The Overturning of a Famous Quote
I’m not sure how many of the folks in my theater were crying when Dante died, but I sure was. Heck, my voice broke a couple of times when I later told my wife the events of the story. Yes, I cry at a lot of things, but these movies and these characters, even over just three years, have come to represent something. I think lots of fiftysomething folks, guys especially, find pieces of themselves in the lives of Dante and Randal.
But leave it to Kevin Smith to take one of his most famous quotes and change it. A running gag in Clerks was that Dante came into work on his day off. To just about everyone, he kept lamenting that “I’m not supposed to be here today.”
Now, in Clerks III, at Dante’s funeral, it’s Randal looking down at his friend’s coffin for the last time and he laments that he [Dante] isn’t even supposed to be here [at his own funeral] today.
That’s a fantastic piece of storytelling.
The Closing Voiceover
As the credits rolled to the deep baritone voice of John Gorka singing “I’m from New Jersey,” the music faded out and Smith returned. He talked about how immensely happy he was to have made this third clerks film and to the career he’s had. But he goes on to reveal a little bit of a scene that didn’t make the movie. It was a voiceover of a 90-year-old Randal Graves reflecting on his own life and all the movies he made after his celebrated debut, “Clerk.” “I always thought that jobs would have been great if it weren’t for the f*cking customers. But as it turns out, these jobs are great because of the f*cking customers.” Smith return and sums it all up. “He [Randal] means it, and so do I. Thank you to everybody who ever walked through that door of that store and made me think ‘Somebody ought to put this in a f*cking movie.’ Somebody did. Thank you.”

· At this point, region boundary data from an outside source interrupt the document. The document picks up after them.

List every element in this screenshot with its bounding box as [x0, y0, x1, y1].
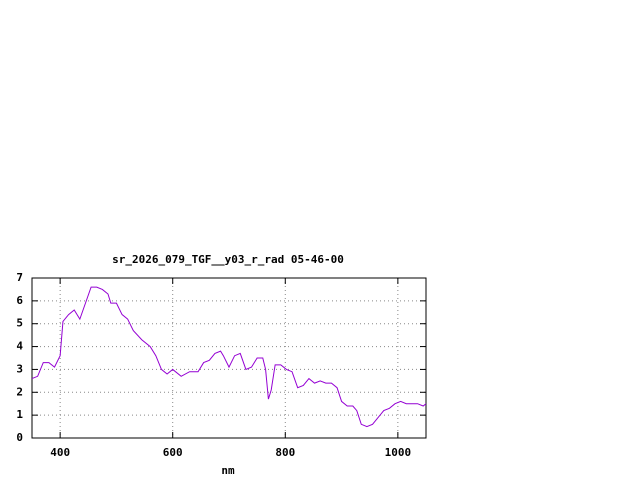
chart-title: sr_2026_079_TGF__y03_r_rad 05-46-00 — [112, 253, 344, 266]
y-tick-label: 6 — [16, 294, 23, 307]
y-tick-label: 0 — [16, 431, 23, 444]
y-tick-label: 5 — [16, 317, 23, 330]
data-line — [31, 286, 427, 428]
x-tick-label: 600 — [163, 446, 183, 459]
y-tick-label: 7 — [16, 271, 23, 284]
x-tick-label: 400 — [50, 446, 70, 459]
y-tick-label: 1 — [16, 408, 23, 421]
y-tick-label: 3 — [16, 362, 23, 375]
x-axis-label: nm — [221, 464, 235, 477]
y-tick-label: 2 — [16, 385, 23, 398]
x-tick-label: 800 — [275, 446, 295, 459]
x-tick-label: 1000 — [385, 446, 412, 459]
y-tick-label: 4 — [16, 340, 23, 353]
plot-border — [31, 277, 427, 439]
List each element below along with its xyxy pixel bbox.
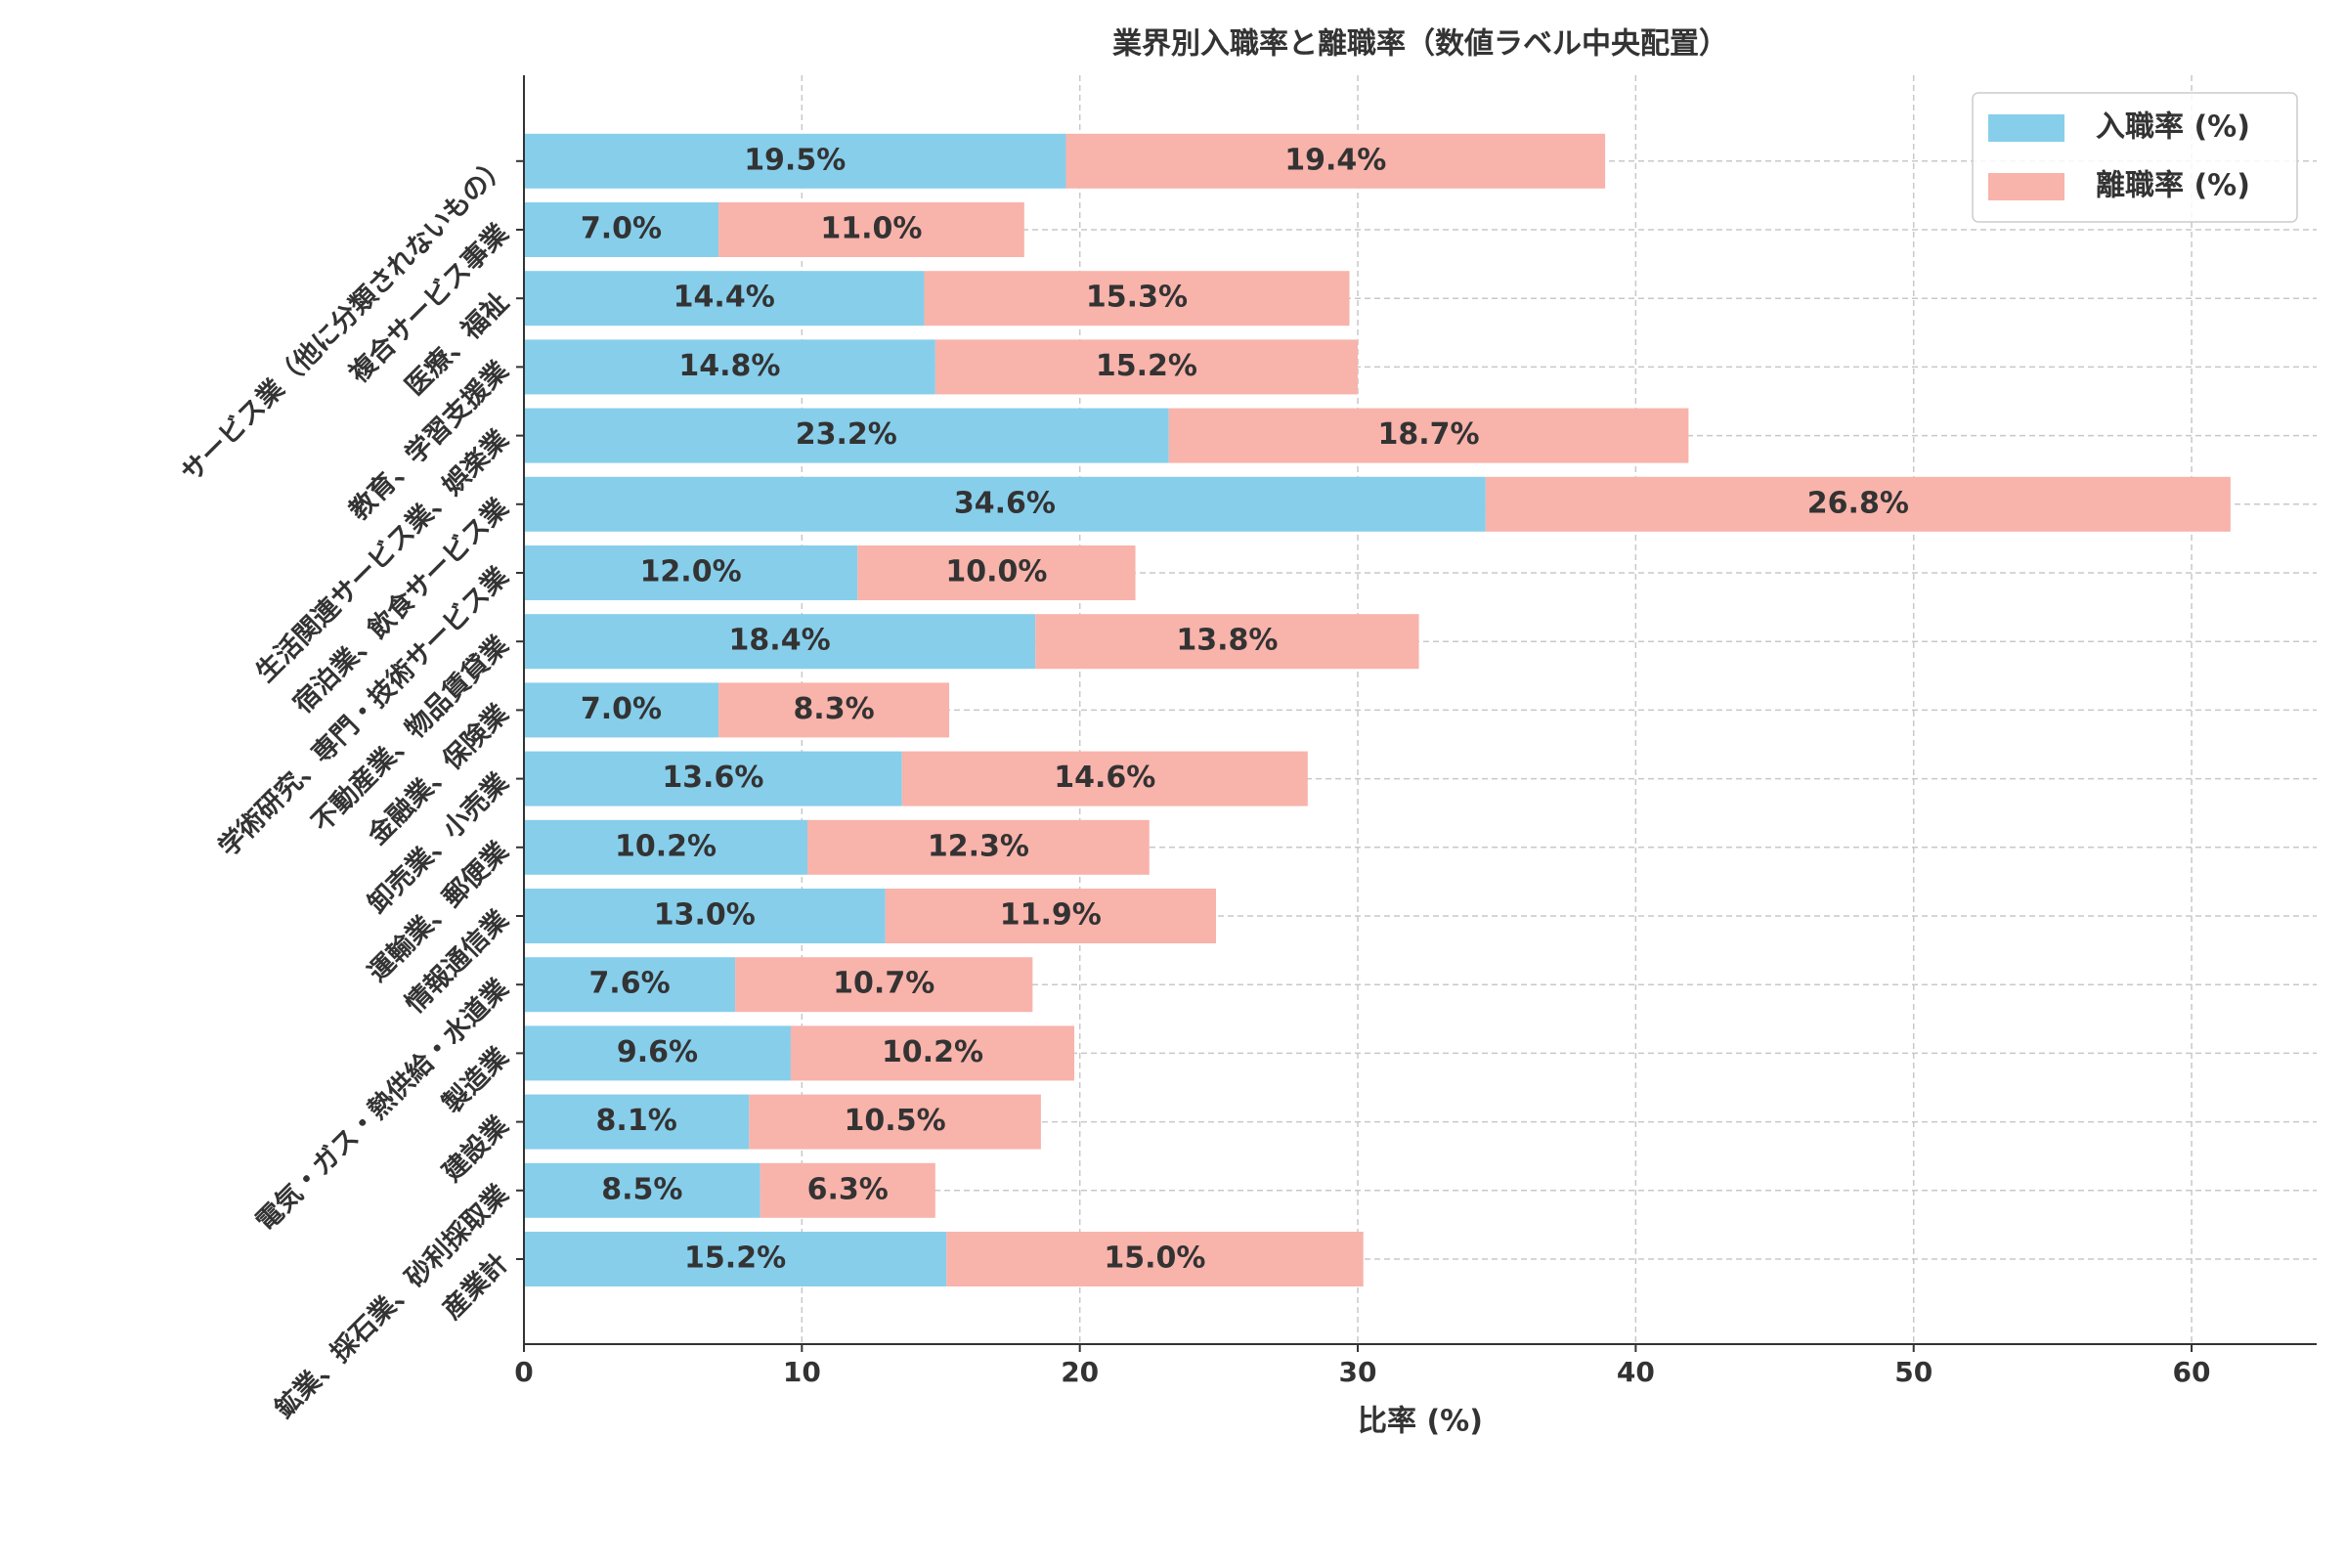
bar-segment bbox=[524, 682, 719, 738]
bar-segment bbox=[524, 957, 736, 1013]
bar-segment bbox=[1168, 408, 1689, 463]
value-label: 11.0% bbox=[820, 212, 922, 246]
bar-segment bbox=[524, 1094, 750, 1150]
value-label: 11.9% bbox=[1000, 898, 1102, 933]
value-label: 12.0% bbox=[640, 555, 742, 589]
value-label: 12.3% bbox=[928, 829, 1029, 863]
value-label: 10.5% bbox=[845, 1104, 946, 1138]
bar-segment bbox=[760, 1162, 935, 1218]
bar-segment bbox=[524, 476, 1486, 532]
value-label: 10.7% bbox=[833, 967, 934, 1001]
x-tick-label: 10 bbox=[783, 1356, 821, 1388]
value-label: 8.3% bbox=[793, 692, 874, 726]
value-label: 19.5% bbox=[744, 143, 846, 177]
bar-segment bbox=[524, 614, 1036, 670]
x-tick-label: 20 bbox=[1061, 1356, 1099, 1388]
value-label: 10.0% bbox=[945, 555, 1047, 589]
value-label: 19.4% bbox=[1284, 143, 1386, 177]
bar-segment bbox=[1035, 614, 1419, 670]
value-label: 15.0% bbox=[1104, 1241, 1205, 1276]
value-label: 13.6% bbox=[662, 761, 763, 795]
value-label: 7.0% bbox=[581, 692, 662, 726]
bar-segment bbox=[946, 1232, 1364, 1286]
value-label: 14.4% bbox=[673, 281, 775, 315]
bar-segment bbox=[524, 545, 858, 600]
value-label: 7.0% bbox=[581, 212, 662, 246]
x-tick-label: 50 bbox=[1894, 1356, 1933, 1388]
value-label: 8.5% bbox=[601, 1172, 682, 1206]
bar-segment bbox=[749, 1094, 1041, 1150]
bar-segment bbox=[524, 408, 1169, 463]
x-tick-label: 30 bbox=[1339, 1356, 1377, 1388]
bar-segment bbox=[790, 1025, 1074, 1081]
bar-segment bbox=[524, 751, 902, 806]
bar-segment bbox=[524, 819, 808, 875]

Thank you, Kevin Smith, for making movies like this. I may have been super late to the party, but I’m so glad I joined.
The Verdict
Clerks III is a good film with some outstanding moments that should resonate with its audience long after the credits fade to black. It still has some cringe-worthy moments, but none like the donkey stuff in Clerks II. But it is utterly fascinating to watch this film (actually all three Clerks films) about two characters at different stages of their lives by a filmmaker in those same stages. It’s not quick like Richard Linklater’s Boyhood (in which he filmed an actor over a decade actually growing up) but it’s in the same spirit.
The Ranking
Back in 2019, right before I actually watched Jay and Silent Bob Reboot, I ranked all the films. After Reboot, I ended up putting it at number 4. I have honestly only seen Reboot one time—during the tour when Kevin and Jay were on hand to take questions—so I’ll have to go back and watch it again. But Clerks III is going to be side-by-side with Reboot. Both deal with getting older and becoming more sentimental, but in different ways. I might give the edge to Clerks III for its ultimately inspirational theme that no matter how old you are, it's never too late to try something new.
In terms of scenes, the Dante and Randal fight and subsequent Dante monologue in the Quick Stop is one of the best written by Smith and acted by O'Hallaran and Anderson. Dante’s scene with Becky at her gravesite is also right up there. And the short moment at end, with Dante and Becky, also ranks as one of the best moments and lines in all of Smith’s films.